Ieri ho partecipato alla trasmissione di Rai 3 “Cominciamo bene” e si è parlato del nuovo sistema di votazione con impronta digitale che sarà utilizzato alla Camera dalla prossima settimana. E’ una vittoria di Italia dei Valori contro i pianisti. Alcuni deputati sono irriducibili e non hanno ancora voluto fornire le loro impronte digitali. Tra essi numerosi sono della Lega Nord.

Uno di loro, Salvini, giustifica il diniego con il fatto che al Parlamento Europeo non ce ne è bisogno. “Sfido che non ce ne è bisogno”. E’ un fatto di etica che purtroppo molti nostri deputati non sanno neppure cosa sia. Vi trascrivo un mio intervento durante la seduta del 10 febbraio scorso
ANTONIO BORGHESI. Chiedo di parlare sull'ordine dei lavori.

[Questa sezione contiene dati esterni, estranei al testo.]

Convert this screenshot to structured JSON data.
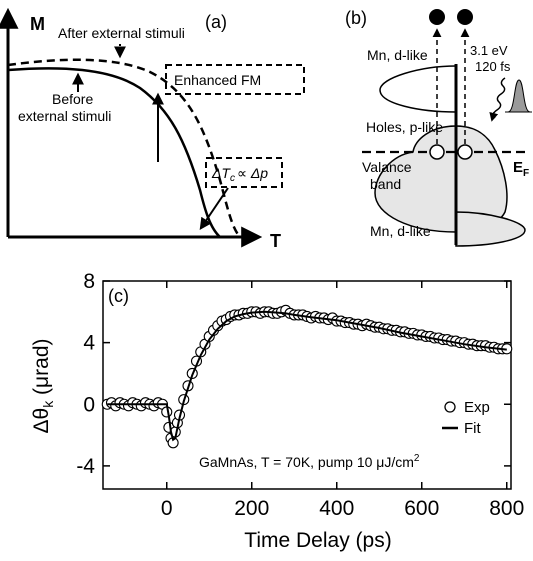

PRESIDENTE. Ne ha facoltà.
ANTONIO BORGHESI. Signor Presidente, la pregherei, nuovamente, di scandire bene quello che ha detto prima. Lei ha detto ognuno voti per sé, ma ho l'impressione che qualche collega abbia capito ognuno voti per tre (Commenti dei deputati dei gruppi Popolo della Libertà e Lega Nord Padania). La pregherei, quindi, di controllare e di scandire bene ciò che ha affermato (Applausi dei deputati del gruppo Italia dei Valori).
PRESIDENTE. Onorevole Borghesi, faremo anche lo spelling di quanto vogliamo richiamare.
Passiamo ai voti.
Ed è una vergogna poiché il voto per altri altera i risultati delle votazioni ed è una truffa ai danni dello Stato, tenuto conto che l’assenza dal voto comporta una decurtazione dell’indennità del deputato di circa 250 euro al giorno. Speriamo che chi fino ad oggi si è rifiutato di dare le proprie impronte vi sia obbligato dal Presidente della Camera.